There needs to be a zero tolerance policy for violence by a man against women or children. Also, there needs to be a clear message sent out that women and children have rights too. They are NOT the property of the man, but individuals who deserve the same human rights, especially the right to live free from domination and control. There must be respect for women and children, without this the future generations will continue on in the same way. Except of course for these family annihilation victims, whose suffering should be used to PREVENT future tragedies.

Anonymous said...

If you didn't have the ability to feel empathy, you wouldn't be a very good defense attorney. It sounds like you put yourself in his shoes & there's nothing wrong with that.
I always find it interesting when female circumcision is mentioned without the mention of male circumcision, I'd imagine both would HURT. 1 is acceptable here, 1 isn't.

Cheryl Dubey said...

Regardless of what he did, he is still a human being.

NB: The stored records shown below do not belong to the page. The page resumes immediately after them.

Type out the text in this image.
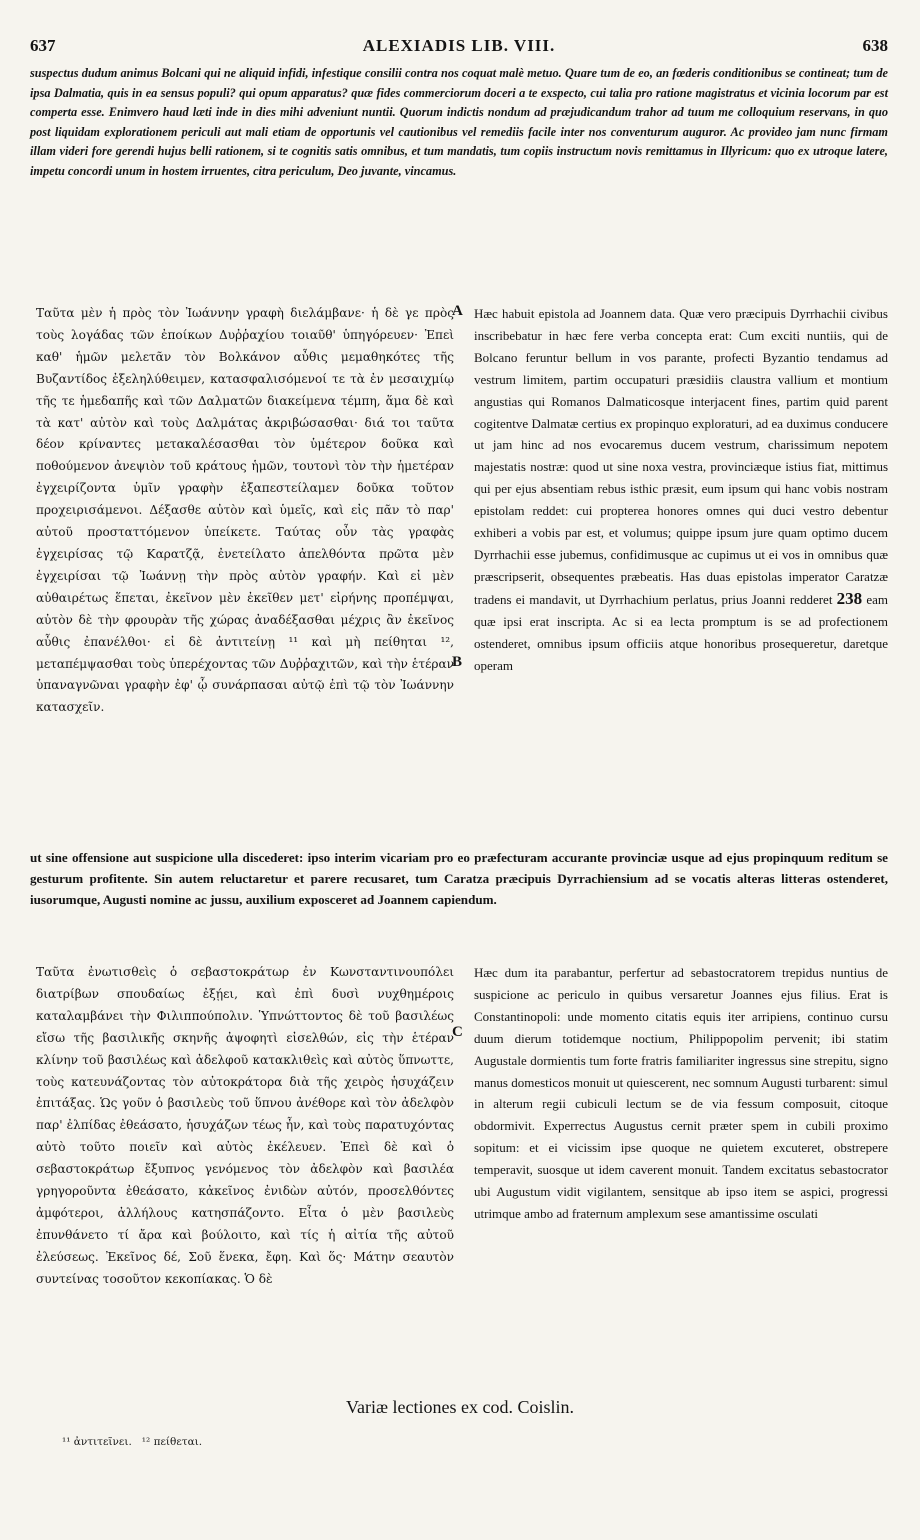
637	ALEXIADIS LIB. VIII.	638

suspectus dudum animus Bolcani qui ne aliquid infidi, infestique consilii contra nos coquat malè metuo. Quare tum de eo, an fœderis conditionibus se contineat; tum de ipsa Dalmatia, quis in ea sensus populi? qui opum apparatus? quæ fides commerciorum doceri a te exspecto, cui talia pro ratione magistratus et vicinia locorum par est comperta esse. Enimvero haud læti inde in dies mihi adveniunt nuntii. Quorum indictis nondum ad præjudicandum trahor ad tuum me colloquium reservans, in quo post liquidam explorationem periculi aut mali etiam de opportunis vel cautionibus vel remediis facile inter nos conventurum auguror. Ac provideo jam nunc firmam illam videri fore gerendi hujus belli rationem, si te cognitis satis omnibus, et tum mandatis, tum copiis instructum novis remittamus in Illyricum: quo ex utroque latere, impetu concordi unum in hostem irruentes, citra periculum, Deo juvante, vincamus.

Ταῦτα μὲν ἡ πρὸς τὸν Ἰωάννην γραφὴ διελάμβανε· ἡ δὲ γε πρὸς τοὺς λογάδας τῶν ἐποίκων Δυῤῥαχίου τοιαῦθ' ὑπηγόρευεν· Ἐπεὶ καθ' ἡμῶν μελετᾶν τὸν Βολκάνον αὖθις μεμαθηκότες τῆς Βυζαντίδος ἐξεληλύθειμεν, κατασφαλισόμενοί τε τὰ ἐν μεσαιχμίῳ τῆς τε ἡμεδαπῆς καὶ τῶν Δαλματῶν διακείμενα τέμπη, ἅμα δὲ καὶ τὰ κατ' αὐτὸν καὶ τοὺς Δαλμάτας ἀκριβώσασθαι· διά τοι ταῦτα δέον κρίναντες μετακαλέσασθαι τὸν ὑμέτερον δοῦκα καὶ ποθούμενον ἀνεψιὸν τοῦ κράτους ἡμῶν, τουτονὶ τὸν τὴν ἡμετέραν ἐγχειρίζοντα ὑμῖν γραφὴν ἐξαπεστείλαμεν δοῦκα τοῦτον προχειρισάμενοι. Δέξασθε αὐτὸν καὶ ὑμεῖς, καὶ εἰς πᾶν τὸ παρ' αὐτοῦ προσταττόμενον ὑπείκετε. Ταύτας οὖν τὰς γραφὰς ἐγχειρίσας τῷ Καρατζᾷ, ἐνετείλατο ἀπελθόντα πρῶτα μὲν ἐγχειρίσαι τῷ Ἰωάννῃ τὴν πρὸς αὐτὸν γραφήν. Καὶ εἰ μὲν αὐθαιρέτως ἕπεται, ἐκεῖνον μὲν ἐκεῖθεν μετ' εἰρήνης προπέμψαι, αὐτὸν δὲ τὴν φρουρὰν τῆς χώρας ἀναδέξασθαι μέχρις ἂν ἐκεῖνος αὖθις ἐπανέλθοι· εἰ δὲ ἀντιτείνῃ ¹¹ καὶ μὴ πείθηται ¹², μεταπέμψασθαι τοὺς ὑπερέχοντας τῶν Δυῤῥαχιτῶν, καὶ τὴν ἑτέραν ὑπαναγνῶναι γραφὴν ἐφ' ᾧ συνάρπασαι αὐτῷ ἐπὶ τῷ τὸν Ἰωάννην κατασχεῖν.

A
B
C

Hæc habuit epistola ad Joannem data. Quæ vero præcipuis Dyrrhachii civibus inscribebatur in hæc fere verba concepta erat: Cum exciti nuntiis, qui de Bolcano feruntur bellum in vos parante, profecti Byzantio tendamus ad vestrum limitem, partim occupaturi præsidiis claustra vallium et montium angustias qui Romanos Dalmaticosque interjacent fines, partim quid parent cogitentve Dalmatæ certius ex propinquo exploraturi, ad ea duximus conducere ut jam hinc ad nos evocaremus ducem vestrum, charissimum nepotem majestatis nostræ: quod ut sine noxa vestra, provinciæque istius fiat, mittimus qui per ejus absentiam rebus isthic præsit, eum ipsum qui hanc vobis nostram epistolam reddet: cui propterea honores omnes qui duci vestro debentur exhiberi a vobis par est, et volumus; quippe ipsum jure quam optimo ducem Dyrrhachii esse jubemus, confidimusque ac cupimus ut ei vos in omnibus quæ præscripserit, obsequentes præbeatis. Has duas epistolas imperator Caratzæ tradens ei mandavit, ut Dyrrhachium perlatus, prius Joanni redderet 238 eam quæ ipsi erat inscripta. Ac si ea lecta promptum is se ad profectionem ostenderet, omnibus ipsum officiis atque honoribus prosequeretur, daretque operam

ut sine offensione aut suspicione ulla discederet: ipso interim vicariam pro eo præfecturam accurante provinciæ usque ad ejus propinquum reditum se gesturum profitente. Sin autem reluctaretur et parere recusaret, tum Caratza præcipuis Dyrrachiensium ad se vocatis alteras litteras ostenderet, iusorumque, Augusti nomine ac jussu, auxilium exposceret ad Joannem capiendum.

Ταῦτα ἐνωτισθεὶς ὁ σεβαστοκράτωρ ἐν Κωνσταντινουπόλει διατρίβων σπουδαίως ἐξῄει, καὶ ἐπὶ δυσὶ νυχθημέροις καταλαμβάνει τὴν Φιλιππούπολιν. Ὑπνώττοντος δὲ τοῦ βασιλέως εἴσω τῆς βασιλικῆς σκηνῆς ἀψοφητὶ εἰσελθών, εἰς τὴν ἑτέραν κλίνην τοῦ βασιλέως καὶ ἀδελφοῦ κατακλιθεὶς καὶ αὐτὸς ὕπνωττε, τοὺς κατευνάζοντας τὸν αὐτοκράτορα διὰ τῆς χειρὸς ἡσυχάζειν ἐπιτάξας. Ὡς γοῦν ὁ βασιλεὺς τοῦ ὕπνου ἀνέθορε καὶ τὸν ἀδελφὸν παρ' ἐλπίδας ἐθεάσατο, ἡσυχάζων τέως ἦν, καὶ τοὺς παρατυχόντας αὐτὸ τοῦτο ποιεῖν καὶ αὐτὸς ἐκέλευεν. Ἐπεὶ δὲ καὶ ὁ σεβαστοκράτωρ ἔξυπνος γενόμενος τὸν ἀδελφὸν καὶ βασιλέα γρηγοροῦντα ἐθεάσατο, κἀκεῖνος ἐνιδὼν αὐτόν, προσελθόντες ἀμφότεροι, ἀλλήλους κατησπάζοντο. Εἶτα ὁ μὲν βασιλεὺς ἐπυνθάνετο τί ἄρα καὶ βούλοιτο, καὶ τίς ἡ αἰτία τῆς αὐτοῦ ἐλεύσεως. Ἐκεῖνος δέ, Σοῦ ἕνεκα, ἔφη. Καὶ ὅς· Μάτην σεαυτὸν συντείνας τοσοῦτον κεκοπίακας. Ὁ δὲ

Hæc dum ita parabantur, perfertur ad sebastocratorem trepidus nuntius de suspicione ac periculo in quibus versaretur Joannes ejus filius. Erat is Constantinopoli: unde momento citatis equis iter arripiens, continuo cursu duum dierum totidemque noctium, Philippopolim pervenit; ibi statim Augustale dormientis tum forte fratris familiariter ingressus sine strepitu, signo manus domesticos monuit ut quiescerent, nec somnum Augusti turbarent: simul in alterum regii cubiculi lectum se de via fessum composuit, citoque obdormivit. Experrectus Augustus cernit præter spem in cubili proximo sopitum: et ei vicissim ipse quoque ne quietem excuteret, obstrepere temperavit, suosque ut idem caverent monuit. Tandem excitatus sebastocrator ubi Augustum vidit vigilantem, sensitque ab ipso item se aspici, progressi utrimque ambo ad fraternum amplexum sese amantissime osculati

Variæ lectiones ex cod. Coislin.
¹¹ ἀντιτεῖνει.   ¹² πείθεται.
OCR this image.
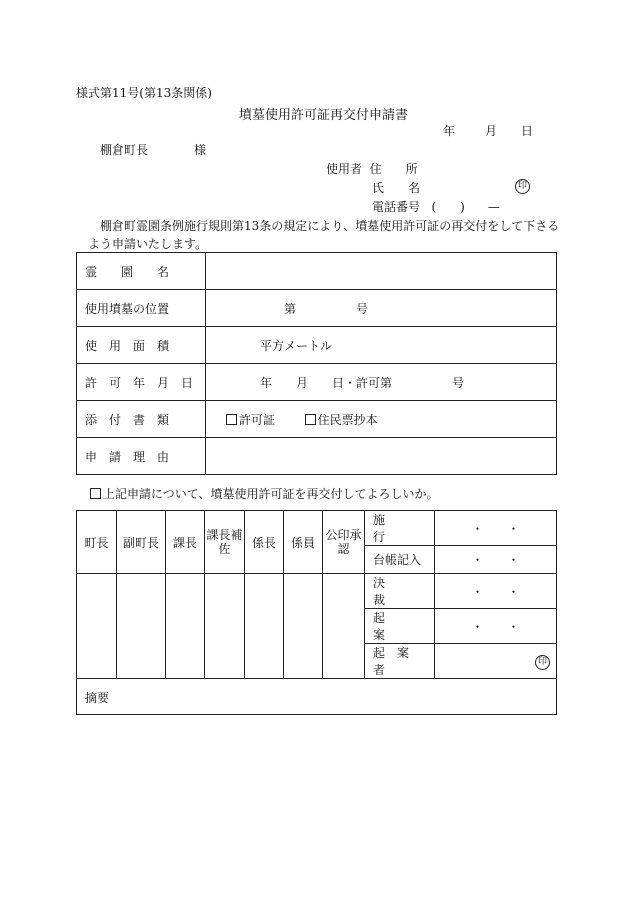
様式第11号(第13条関係)
墳墓使用許可証再交付申請書
年	月 日
棚倉町長	様
使用者 住　　所
氏　　名	印
電話番号 (　　) —
棚倉町霊園条例施行規則第13条の規定により、墳墓使用許可証の再交付をして下さる
よう申請いたします。
霊　　園　　名	
使用墳墓の位置	第　　　　　号
使　用　面　積	平方メートル
許　可　年　月　日	年　　月　　日・許可第　　　　　号
添　付　書　類	許可証 住民票抄本
申　請　理　由	
上記申請について、墳墓使用許可証を再交付してよろしいか。
町長	副町長	課長	課長補佐	係長	係員	公印承認	施　　　行	・　　・

台帳記入	・　　・

決　　　裁	・　　・

起　　　案	・　　・

起　案　者	印
摘要								
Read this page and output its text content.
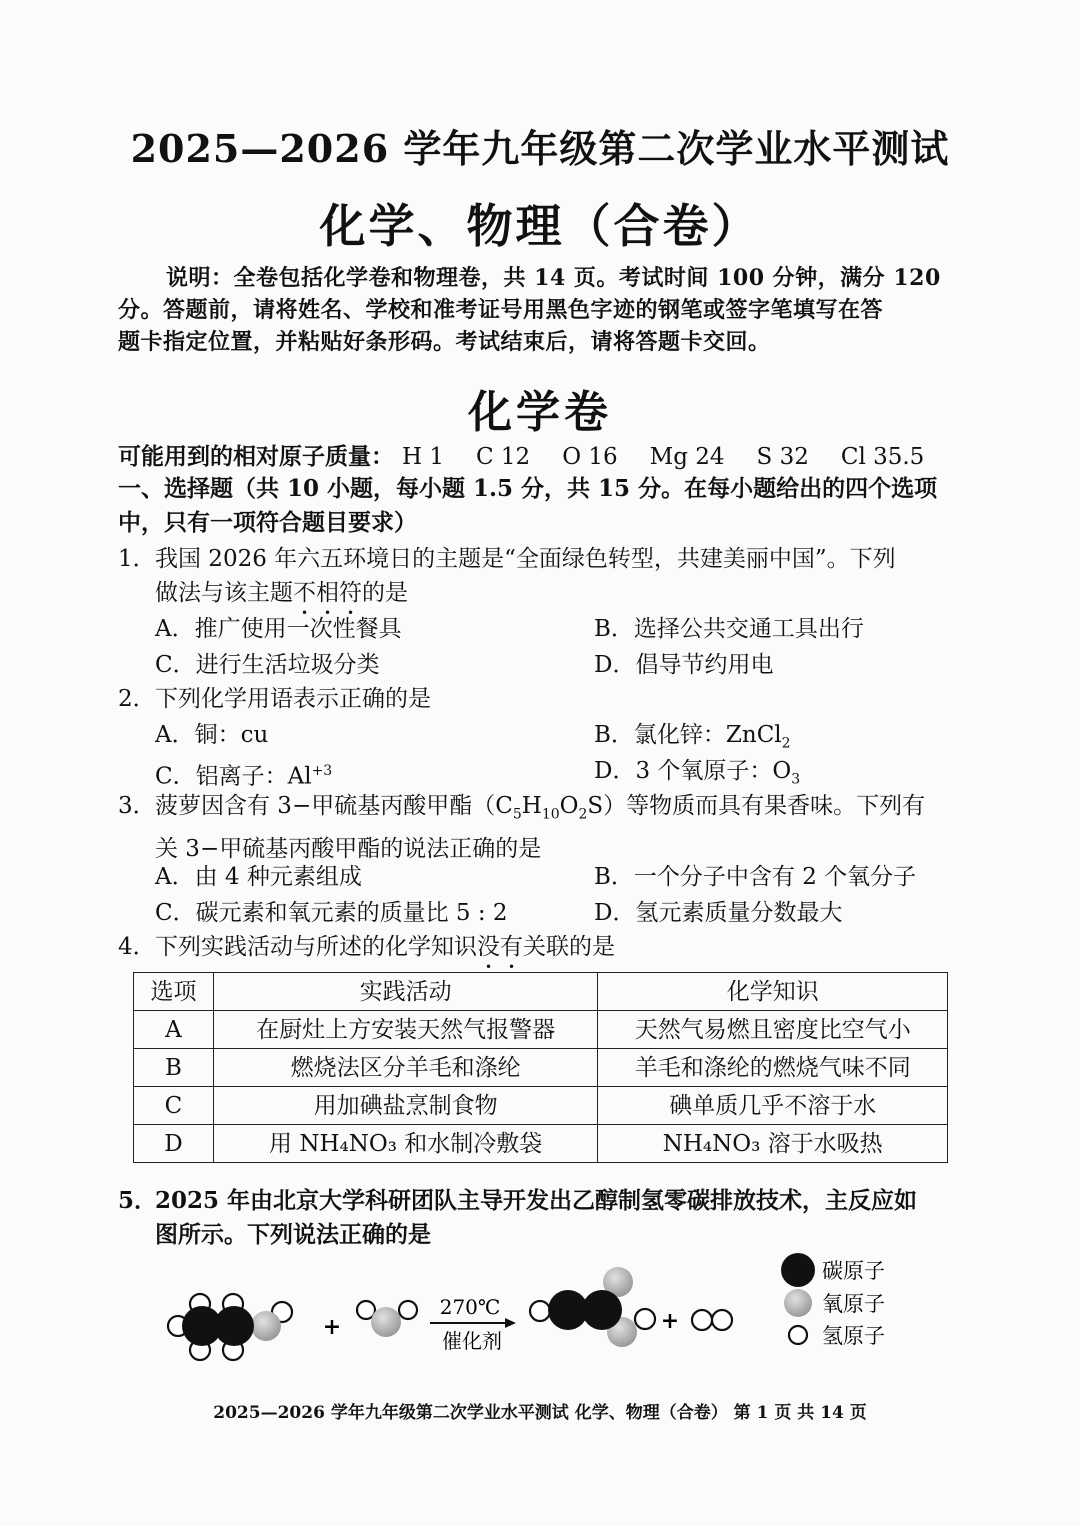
2025—2026 学年九年级第二次学业水平测试
化学、物理（合卷）
说明：全卷包括化学卷和物理卷，共 14 页。考试时间 100 分钟，满分 120
分。答题前，请将姓名、学校和准考证号用黑色字迹的钢笔或签字笔填写在答
题卡指定位置，并粘贴好条形码。考试结束后，请将答题卡交回。
化学卷
可能用到的相对原子质量： H 1 C 12 O 16 Mg 24 S 32 Cl 35.5
一、选择题（共 10 小题，每小题 1.5 分，共 15 分。在每小题给出的四个选项
中，只有一项符合题目要求）
1． 我国 2026 年六五环境日的主题是“全面绿色转型，共建美丽中国”。下列
做法与该主题不相符的是
A．推广使用一次性餐具	B．选择公共交通工具出行
C．进行生活垃圾分类	D．倡导节约用电
2． 下列化学用语表示正确的是
A．铜：cu	B．氯化锌：ZnCl$_2$
C．铝离子：$Al^{+3}$	D．3 个氧原子：$O_3$
3． 菠萝因含有 3−甲硫基丙酸甲酯$(C_5H_{10}O_2S)$等物质而具有果香味。下列有
关 3−甲硫基丙酸甲酯的说法正确的是
A．由 4 种元素组成	B．一个分子中含有 2 个氧分子
C．碳元素和氧元素的质量比 5 : 2	D．氢元素质量分数最大
4． 下列实践活动与所述的化学知识没有关联的是
选项	实践活动	化学知识
A	在厨灶上方安装天然气报警器	天然气易燃且密度比空气小
B	燃烧法区分羊毛和涤纶	羊毛和涤纶的燃烧气味不同
C	用加碘盐烹制食物	碘单质几乎不溶于水
D	用 NH₄NO₃ 和水制冷敷袋	NH₄NO₃ 溶于水吸热
5．
2025 年由北京大学科研团队主导开发出乙醇制氢零碳排放技术，主反应如
图所示。下列说法正确的是
+
270℃
催化剂
+
碳原子
氧原子
氢原子
2025—2026 学年九年级第二次学业水平测试 化学、物理（合卷） 第 1 页 共 14 页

I imagine if one of your family members (ie mom/dad, children) committed a horrendous crime, robbed, raped, killed etc., etc., you would still be there for him/her. Katherine never said she condoned what he did, she simply said she felt sympathy for him.

Anonymous said...

Thank you all for your comments. I did not expect any understanding for my feelings - I said they were surprising and confusing. I don't believe that by feeling sympathy or compassion for a criminal means that I am dishonoring the victims. It is like an apple and an orange. Both MAY deserve compassion but in different ways. I always feel compassion for the victims - not always for clients. That's when I simply go to the law.
Anyway, thanks to you all for your comments.

Anonymous said...

Most of what was running through my mind is already written in the comments prior to this one. ONE thing NOT stated is (having been in a place similar to yours): I wonder if you are misinterpreting your horror and sadness regarding a senseless act that appears to have been completely avoidable for compassion for a wounded looking offender. Our minds gravitate to nay..need to create emotions which feel normal to avoid the emotion of facing life's horrors. This is especially true when our minds are exhausted of life's horrors! Rather than feel anger and horror at a man, who looks wounded, regarding a horrendous act your mind doesn't want to process, it has been easier to embrace this unnatural, but more comfortable sympathy and embrace a cultural explanation for a mass murder of his children and elders rather than attributing it to something so senseless as anger and poor impulse control.

Cheryl Dubey said...

Well said BJ

Soobs said...

Compassion? I'm not sure how you can have compassion after looking at three dead babies, because HE got his feelings hurt.

There may be other killers who deserve compassion...the battered woman, for example. But this man deserves none, IMO.

Anonymous said...

Impulsion when out of control can blur the perception of black and white. That Mexican killer may used to be a decent man in real life, yet he just lost it at that very moment. It is worth mentioning, though, that under the same impulsion HE chose the gun and pulled the trigger towards the bed (he may not know there were innocent souls enjoying sweet dreams) while another man may not. It's the worst decision one could possibly make. He could have chosen to visit a frient and say bad things about his wife just to let it out; he could have gone to a bar and get drunk just to forget the whole fuzz...instead he picked up a gun. Culture is a factor always has some mysterious effect, no matter which culture you are born into, but he still was the people making the choice (there are alternatives even if in his culture killing wife, God forbid, is justifiable). Not all husbands verbally abused and disrespected by wives choose to murder them in Mexico. The reason lead to his act was unfortuanate but still unjustifiable for the killing.

It is not a problem to feel sympathy for him Katherine in my opinion, because you both are human beings. Who is evil at birth? The point is HE lost the control, went over the boundary and, sadly but true and real, he needs to pay for it.

cheryl said...

I agree Dilys. This "mexican ding-a-ling" may not have meant to shoot his children, but he sure meant to shoot his wife. Guess what ? You're NOT in Mexico anymore.